Earlier, leader of the house and leader of the opposition would also speak at the session.
Later, the premier would hold meetings with the representative delegations of ruling Muslim Conference, opposition People’s Party, parliamentary opposition, All Parties Hurriyat Conference and Kashmiri refugees in the speaker’s chamber.
PPAJK President Chaudhry Abdul Majeed claimed that the prime minister would also address the Central Executive Committee of PPAJK before leaving the assembly building for the inauguration of the district headquarters complex. However, there was no mention of any such activity in the S&GAD circular.
The visit of the Pakistani premier comes at a time when the much hyped reconstruction process in the worst affected state capital appears to have been bogged down by a dispute with the Chinese companies over the profit margin.
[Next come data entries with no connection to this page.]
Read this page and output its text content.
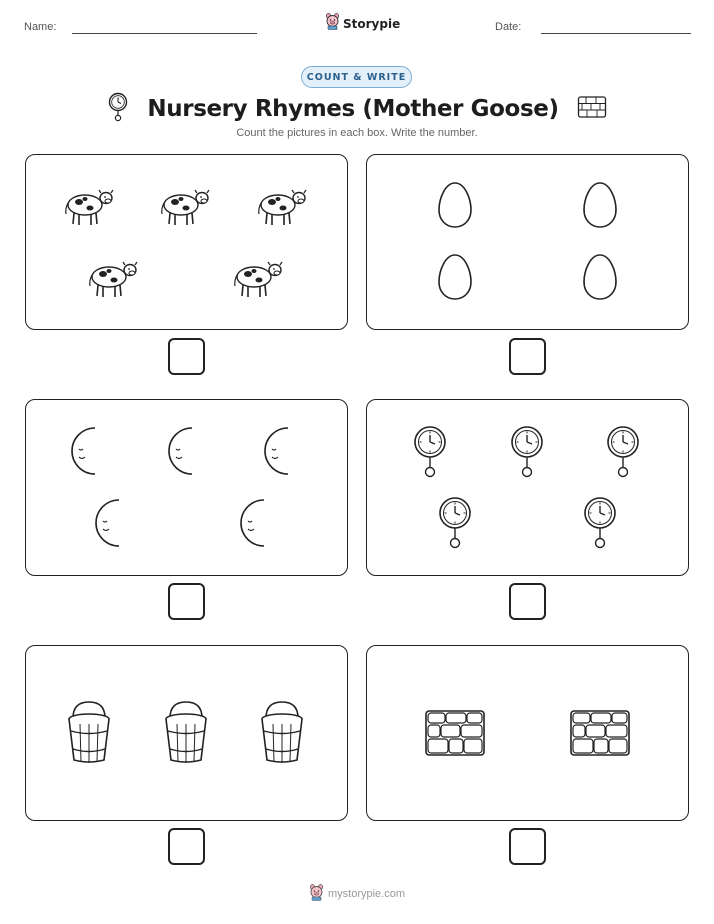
Name:	Storypie	Date:
COUNT & WRITE
Nursery Rhymes (Mother Goose)
Count the pictures in each box. Write the number.
mystorypie.com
At the November 2005 donors’ conference in Islamabad, the Chinese government had offered a $300 million preferential buyers’ credit (soft loan) against 1.5 per cent mark-up for the development of Muzaffarabad city with some certain conditions.
On its part, Pakistan has pooled $61 million for this project. Though the Memorandum of Understanding (MoU) between the Earthquake Reconstruction and Rehabilitation Authority (Erra) and the two Chinese companies was signed in September last year, a dispute over the profit percentage had, however, been impeding the signing of the commercial contract between the two and subsequent initiation of the Muzaffarabad City Development Project (MCDP).
Sources say the Chinese companies had been seeking 35 per cent profit margin whereas Erra wanted this percentage to be reduced by at least 10 per cent. Lately, the Chinese companies had agreed to bring it down to 28 per cent but at the same time they had put a condition that Pakistan government should pick up or exempt the 6 per cent income tax, which meant that practically the profit margin was still standing at 34 per cent.
According to sources, on Monday evening a meeting was held between senior Pakistan government officials and the Chinese companies in Islamabad in the presence of Chinese ambassador to sort out this issue, but that had remained inconclusive.